Anzitutto, il Clero. Non ci siamo stancati di dire ai Vescovi, che in questo periodo sono venuti presso di noi per la visita «ad limina»: Amate i vostri sacerdoti! Siate i loro padri, i loro fratelli, i loro amici! I Vescovi - raccomanda ancora il Concilio - «trattino sempre con particolare carità i sacerdoti come coloro che, nella sfera dei loro poteri, si assumono i loro ministeri e le loro preoccupazioni, e li attuano nella vita quotidiana con tanta premura. Li considerino come figli e amici, e perciò siano disposti ad ascoltarli ed a trattarli con fiducia e benevolenza allo scopo di incrementare l’attività pastorale in tutta la diocesi» (Christus Dominus, 16).

Coltivate, inoltre, con costante impegno, le vocazioni, ponete la vostra cura più gelosa per i Seminari; sappiate inserire e coinvolgere nella pastorale globale, pur nel pieno rispetto delle loro specifiche finalità, i Religiosi, ricchi di secolari esperienze, e le Religiose, sempre così delicatamente e generosamente disponibili là dove urgono le necessità della Chiesa locale; aiutatele, perché anche loro «combattono per il Vangelo» (Cfr. Phil. 4, 3).

E cosa non farete, nella vostra sollecitudine pastorale, per la famiglia, perché in essa si mantenga il senso religioso, l’amore autentico, lo spirito di solidarietà per gli altri, specie per quelli che soffrono, e perché divenga un centro di irradiazione evangelizzatrice e di formazione cristiana?

Ai giovani, lavoratori e studenti, oggi in ricerca ansiosa non solo di una sistemazione economica, ma di certezze che diano un sicuro orientamento alla vita, presentate il messaggio cristiano nella sua esaltante ed esigente realtà. L’innata generosità dei giovani, che non sopportano i mezzi termini, non può non sentire il valore trascendente della persona di Gesù, il quale deve essere annunziato sempre e con tutti i mezzi.

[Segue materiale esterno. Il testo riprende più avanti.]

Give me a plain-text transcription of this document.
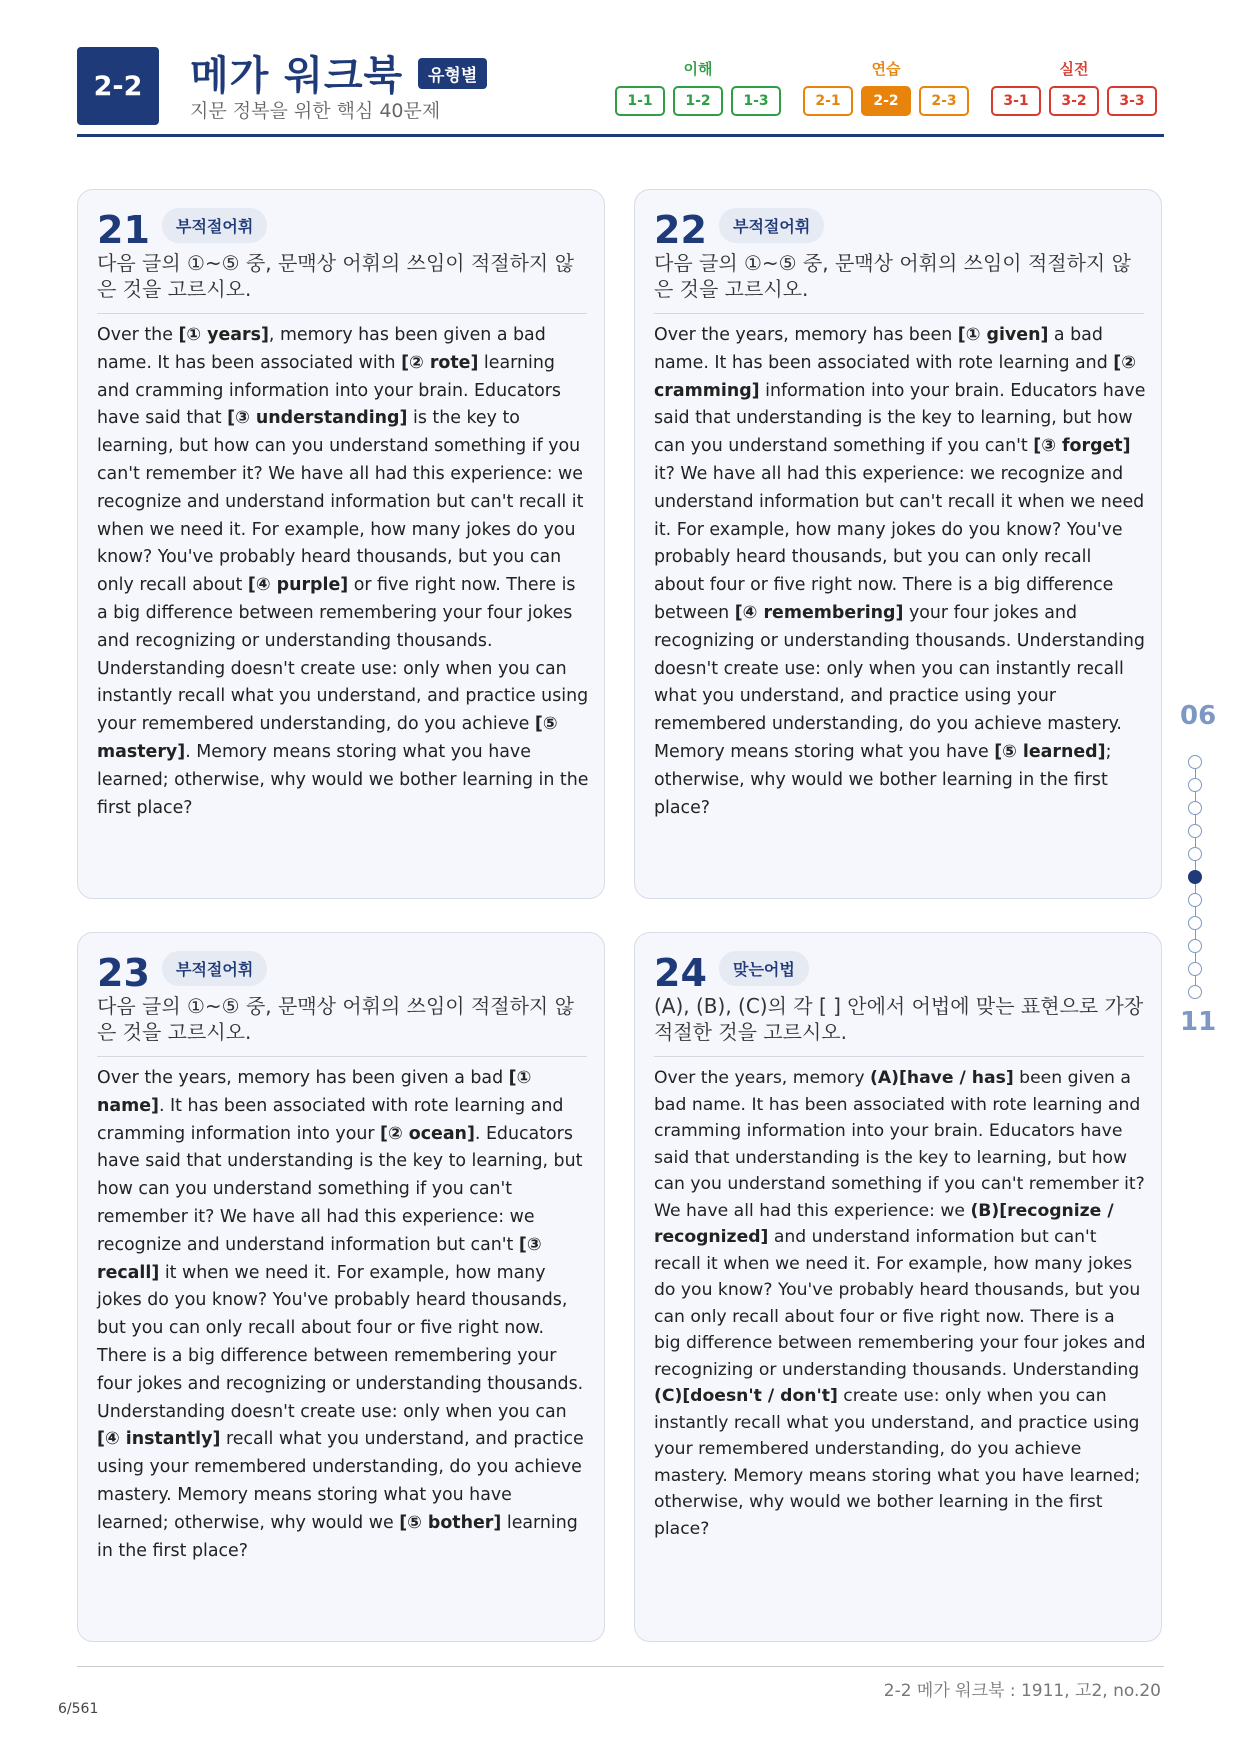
2-2	메가 워크북	유형별
지문 정복을 위한 핵심 40문제
이해
1-1	1-2	1-3
연습
2-1	2-2	2-3
실전
3-1	3-2	3-3
21	부적절어휘
다음 글의 ①~⑤ 중, 문맥상 어휘의 쓰임이 적절하지 않은 것을 고르시오.

Over the [① years], memory has been given a bad name. It has been associated with [② rote] learning and cramming information into your brain. Educators have said that [③ understanding] is the key to learning, but how can you understand something if you can't remember it? We have all had this experience: we recognize and understand information but can't recall it when we need it. For example, how many jokes do you know? You've probably heard thousands, but you can only recall about [④ purple] or five right now. There is a big difference between remembering your four jokes and recognizing or understanding thousands. Understanding doesn't create use: only when you can instantly recall what you understand, and practice using your remembered understanding, do you achieve [⑤ mastery]. Memory means storing what you have learned; otherwise, why would we bother learning in the first place?

22	부적절어휘
다음 글의 ①~⑤ 중, 문맥상 어휘의 쓰임이 적절하지 않은 것을 고르시오.

Over the years, memory has been [① given] a bad name. It has been associated with rote learning and [② cramming] information into your brain. Educators have said that understanding is the key to learning, but how can you understand something if you can't [③ forget] it? We have all had this experience: we recognize and understand information but can't recall it when we need it. For example, how many jokes do you know? You've probably heard thousands, but you can only recall about four or five right now. There is a big difference between [④ remembering] your four jokes and recognizing or understanding thousands. Understanding doesn't create use: only when you can instantly recall what you understand, and practice using your remembered understanding, do you achieve mastery. Memory means storing what you have [⑤ learned]; otherwise, why would we bother learning in the first place?

23	부적절어휘
다음 글의 ①~⑤ 중, 문맥상 어휘의 쓰임이 적절하지 않은 것을 고르시오.

Over the years, memory has been given a bad [① name]. It has been associated with rote learning and cramming information into your [② ocean]. Educators have said that understanding is the key to learning, but how can you understand something if you can't remember it? We have all had this experience: we recognize and understand information but can't [③ recall] it when we need it. For example, how many jokes do you know? You've probably heard thousands, but you can only recall about four or five right now. There is a big difference between remembering your four jokes and recognizing or understanding thousands. Understanding doesn't create use: only when you can [④ instantly] recall what you understand, and practice using your remembered understanding, do you achieve mastery. Memory means storing what you have learned; otherwise, why would we [⑤ bother] learning in the first place?

24	맞는어법
(A), (B), (C)의 각 [ ] 안에서 어법에 맞는 표현으로 가장 적절한 것을 고르시오.

Over the years, memory (A)[have / has] been given a bad name. It has been associated with rote learning and cramming information into your brain. Educators have said that understanding is the key to learning, but how can you understand something if you can't remember it? We have all had this experience: we (B)[recognize / recognized] and understand information but can't recall it when we need it. For example, how many jokes do you know? You've probably heard thousands, but you can only recall about four or five right now. There is a big difference between remembering your four jokes and recognizing or understanding thousands. Understanding (C)[doesn't / don't] create use: only when you can instantly recall what you understand, and practice using your remembered understanding, do you achieve mastery. Memory means storing what you have learned; otherwise, why would we bother learning in the first place?

06
11
2-2 메가 워크북 : 1911, 고2, no.20
6/561
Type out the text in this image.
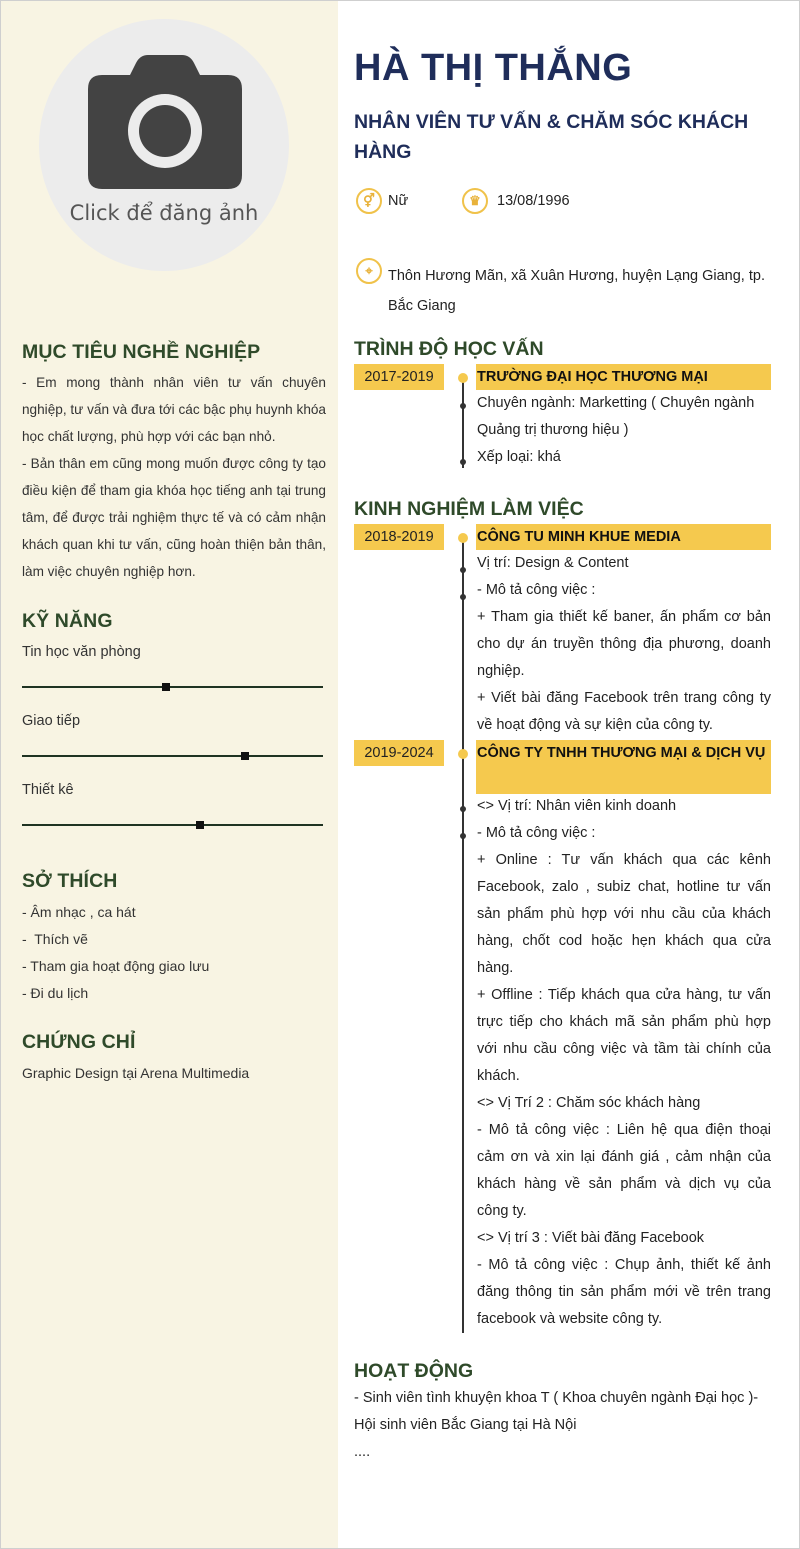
Click để đăng ảnh
MỤC TIÊU NGHỀ NGHIỆP
- Em mong thành nhân viên tư vấn chuyên nghiệp, tư vấn và đưa tới các bậc phụ huynh khóa học chất lượng, phù hợp với các bạn nhỏ.
- Bản thân em cũng mong muốn được công ty tạo điều kiện để tham gia khóa học tiếng anh tại trung tâm, để được trải nghiệm thực tế và có cảm nhận khách quan khi tư vấn, cũng hoàn thiện bản thân, làm việc chuyên nghiệp hơn.
KỸ NĂNG
Tin học văn phòng
Giao tiếp
Thiết kê
SỞ THÍCH
- Âm nhạc , ca hát
-  Thích vẽ
- Tham gia hoạt động giao lưu
- Đi du lịch
CHỨNG CHỈ
Graphic Design tại Arena Multimedia
HÀ THỊ THẮNG
NHÂN VIÊN TƯ VẤN & CHĂM SÓC KHÁCH HÀNG
⚥ Nữ	♛	13/08/1996
⌖	Thôn Hương Mãn, xã Xuân Hương, huyện Lạng Giang, tp. Bắc Giang
TRÌNH ĐỘ HỌC VẤN
2017-2019	TRƯỜNG ĐẠI HỌC THƯƠNG MẠI
Chuyên ngành: Marketting ( Chuyên ngành Quảng trị thương hiệu )
Xếp loại: khá
KINH NGHIỆM LÀM VIỆC
2018-2019	CÔNG TU MINH KHUE MEDIA
Vị trí: Design & Content
- Mô tả công việc :
+ Tham gia thiết kế baner, ấn phẩm cơ bản cho dự án truyền thông địa phương, doanh nghiệp.
+ Viết bài đăng Facebook trên trang công ty về hoạt động và sự kiện của công ty.
2019-2024	CÔNG TY TNHH THƯƠNG MẠI & DỊCH VỤ
<> Vị trí: Nhân viên kinh doanh
- Mô tả công việc :
+ Online : Tư vấn khách qua các kênh Facebook, zalo , subiz chat, hotline tư vấn sản phẩm phù hợp với nhu cầu của khách hàng, chốt cod hoặc hẹn khách qua cửa hàng.
+ Offline : Tiếp khách qua cửa hàng, tư vấn trực tiếp cho khách mã sản phẩm phù hợp với nhu cầu công việc và tầm tài chính của khách.
<> Vị Trí 2 : Chăm sóc khách hàng
- Mô tả công việc : Liên hệ qua điện thoại cảm ơn và xin lại đánh giá , cảm nhận của khách hàng về sản phẩm và dịch vụ của công ty.
<> Vị trí 3 : Viết bài đăng Facebook
- Mô tả công việc : Chụp ảnh, thiết kế ảnh đăng thông tin sản phẩm mới về trên trang facebook và website công ty.
HOẠT ĐỘNG
- Sinh viên tình khuyện khoa T ( Khoa chuyên ngành Đại học )- Hội sinh viên Bắc Giang tại Hà Nội
....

A ciò sarà di fondamentale importanza il retto uso della stampa e degli strumenti della comunicazione sociale, capaci di indirizzare e talvolta anche di condizionare le masse.

Ma, al di sopra di tutto, deve trionfare e regnare la carità (Cfr. Col. 3, 14). Abbiamo appreso, con vivo compiacimento, come la «Caritas» nelle vostre diocesi sia diventata un vero centro di promozione di nuove iniziative a favore dei poveri, e come si moltiplichino le «Case della Carità». Le vostre Chiese particolari inviano «missionari», sacerdoti e laici, in Africa, in America Latina. Non possiamo non incoraggiare questo gesto di amore generoso verso la Chiesa universale.

A voi tutti singolarmente vogliamo infine esprimere la nostra stima e il nostro incoraggiamento perché possiate sostenere serenamente, giorno dopo giorno, il peso del ministero episcopale, ricolmi di gioia - come dice San Pietro - «anche se ora dovete essere per un po’ di tempo afflitti da varie prove, perché il valore della vostra fede, molto più prezioso dell’oro . . . . torni a vostra lode, gloria e onore nella manifestazione di Gesù Cristo» (1 Petr. 6 ss.).

Con la nostra Benedizione Apostolica.